2021 debut novel by Eric Nguyen

Things We Lost to the Water is the 2021 debut novel by American author Eric Nguyen.

== Synopsis ==
The novel is told from multiple perspectives between 1978 and 2005. Most of the story takes place in the lower income neighborhoods of New Orleans, Louisiana. Hương comes to New Orleans with her five-year-old son Tuấn and baby Bình at the beginning of the story from a Singaporean refugee camp. Her husband, Công, had chosen to stay in Vietnam. And she chooses to tell her children that he had died trying to leave North Vietnam. His absence punctuates the rest of the novel.

The children eventually look to grow out of their mother's overcompensating behavior. Tuấn, who seeks to connect with his roots, joins the local Vietnamese gang, whereas Bình (later adopting the name Ben), who was born in the refugee camp and has no ties to the past, is guided to pursue literature by a professor. Tuấn later recognizes that empathy is a measure of masculinity and Ben realizes that his life is not intrinsically more meaningful because he is allowed more freedom.

== Style and themes ==
Nguyen often blends English with Vietnamese in the novel.

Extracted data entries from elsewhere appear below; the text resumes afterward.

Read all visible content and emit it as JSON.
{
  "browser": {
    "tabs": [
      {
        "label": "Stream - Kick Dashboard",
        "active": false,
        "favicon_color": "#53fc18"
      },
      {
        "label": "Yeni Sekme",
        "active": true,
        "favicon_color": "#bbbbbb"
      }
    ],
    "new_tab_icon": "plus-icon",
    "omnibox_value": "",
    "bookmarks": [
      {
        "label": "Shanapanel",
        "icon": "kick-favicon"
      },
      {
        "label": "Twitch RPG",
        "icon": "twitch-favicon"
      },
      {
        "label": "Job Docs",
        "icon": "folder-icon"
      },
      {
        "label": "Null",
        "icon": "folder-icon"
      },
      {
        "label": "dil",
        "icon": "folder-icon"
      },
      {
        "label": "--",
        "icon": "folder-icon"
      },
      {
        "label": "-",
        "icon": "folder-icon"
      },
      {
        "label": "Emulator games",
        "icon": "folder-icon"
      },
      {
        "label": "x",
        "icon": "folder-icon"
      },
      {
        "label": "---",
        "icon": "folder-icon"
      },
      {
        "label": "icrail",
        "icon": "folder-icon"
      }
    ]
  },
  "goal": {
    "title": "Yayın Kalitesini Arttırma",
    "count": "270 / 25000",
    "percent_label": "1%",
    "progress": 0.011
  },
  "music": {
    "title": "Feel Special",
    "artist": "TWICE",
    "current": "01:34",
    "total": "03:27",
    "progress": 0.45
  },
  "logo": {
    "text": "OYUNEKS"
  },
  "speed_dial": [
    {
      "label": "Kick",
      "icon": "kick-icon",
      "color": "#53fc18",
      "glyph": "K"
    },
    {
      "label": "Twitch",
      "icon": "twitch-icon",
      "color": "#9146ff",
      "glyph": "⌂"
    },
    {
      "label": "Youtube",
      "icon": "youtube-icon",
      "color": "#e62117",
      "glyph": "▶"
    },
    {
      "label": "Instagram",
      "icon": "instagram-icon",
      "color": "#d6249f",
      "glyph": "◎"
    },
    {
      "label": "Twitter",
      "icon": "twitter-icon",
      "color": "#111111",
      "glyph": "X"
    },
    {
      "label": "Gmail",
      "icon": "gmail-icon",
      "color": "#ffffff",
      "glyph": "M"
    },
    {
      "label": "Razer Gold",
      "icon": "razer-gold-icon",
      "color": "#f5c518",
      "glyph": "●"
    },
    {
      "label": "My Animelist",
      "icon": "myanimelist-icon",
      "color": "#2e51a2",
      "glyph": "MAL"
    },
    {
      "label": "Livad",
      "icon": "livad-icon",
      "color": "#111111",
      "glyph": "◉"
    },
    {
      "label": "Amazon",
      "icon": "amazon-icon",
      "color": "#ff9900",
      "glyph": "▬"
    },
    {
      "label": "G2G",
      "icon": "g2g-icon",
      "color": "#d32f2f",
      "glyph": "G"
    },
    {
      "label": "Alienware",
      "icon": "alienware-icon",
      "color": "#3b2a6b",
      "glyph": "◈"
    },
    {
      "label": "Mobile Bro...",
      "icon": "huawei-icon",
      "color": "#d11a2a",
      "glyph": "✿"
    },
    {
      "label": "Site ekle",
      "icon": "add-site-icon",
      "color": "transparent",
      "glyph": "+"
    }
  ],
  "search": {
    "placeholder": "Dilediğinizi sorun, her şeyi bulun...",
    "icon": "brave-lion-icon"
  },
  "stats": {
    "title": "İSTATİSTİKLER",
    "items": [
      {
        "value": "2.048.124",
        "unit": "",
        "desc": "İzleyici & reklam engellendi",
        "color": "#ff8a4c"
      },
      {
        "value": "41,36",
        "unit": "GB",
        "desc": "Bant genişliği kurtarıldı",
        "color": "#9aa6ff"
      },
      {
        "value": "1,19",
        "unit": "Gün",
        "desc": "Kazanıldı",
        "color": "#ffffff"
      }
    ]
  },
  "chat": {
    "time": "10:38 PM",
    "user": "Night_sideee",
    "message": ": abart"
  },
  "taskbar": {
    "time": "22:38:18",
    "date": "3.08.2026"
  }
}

Thúy Đinh for NPR likens Hương to "The Woman from Nam Xương," a Vietnamese folk tale about a mother who creates a symbolic father for her son in the absence of the real father during wartime. She notes the novel's connection to Nước, the Vietnamese word for country and water, and the different ways in which the Vietnamese community is affected by both via displacement, whether that be from the Vietnamese refugee crisis or Hurricane Katrina. Đinh further comments on the temporality of displacement by likening it to the 蒼海桑田 proverb—"everything will turn in time, as the blue seas will turn into mulberry fields.".

== Production ==
Nguyen had wanted to explore his parents' history in Vietnam and why they had chosen to leave in the 1970s. However, due to the lack of a Vietnamese community where he lived in the suburbs of Washington, the topic never came up. He became inspired to write the novel after visiting the Vietnamese community in New Orleans in 2012 and began writing the novel while pursuing his MFA at McNeese State University.

== Reception ==

=== Reviews ===
Bryan Washington for The New York Times wrote, "Nguyen’s narrative strikes a very elusive balance: vast in scale and ambition, while luscious and inviting — enchanting, really — in its intimacy." Thúy Đinh for NPR wrote, "'Things We Lost to the Water' gracefully manages to be both panoramic and specific, allegorical and literal." Kirkus Reviews wrote, "Debut author Nguyen movingly portrays the way adopted homes can become as cherished and familiar as ancestral ones...but also the truth that new loves can never quite heal old wounds.'

=== Awards and honors ===
The novel was selected as one of 11 books on Barack Obama's summer 2021 reading list.

The novel was longlisted for the 2021 Aspen Words Literary Prize and the 2022 Andrew Carnegie Medal for Excellence in Fiction.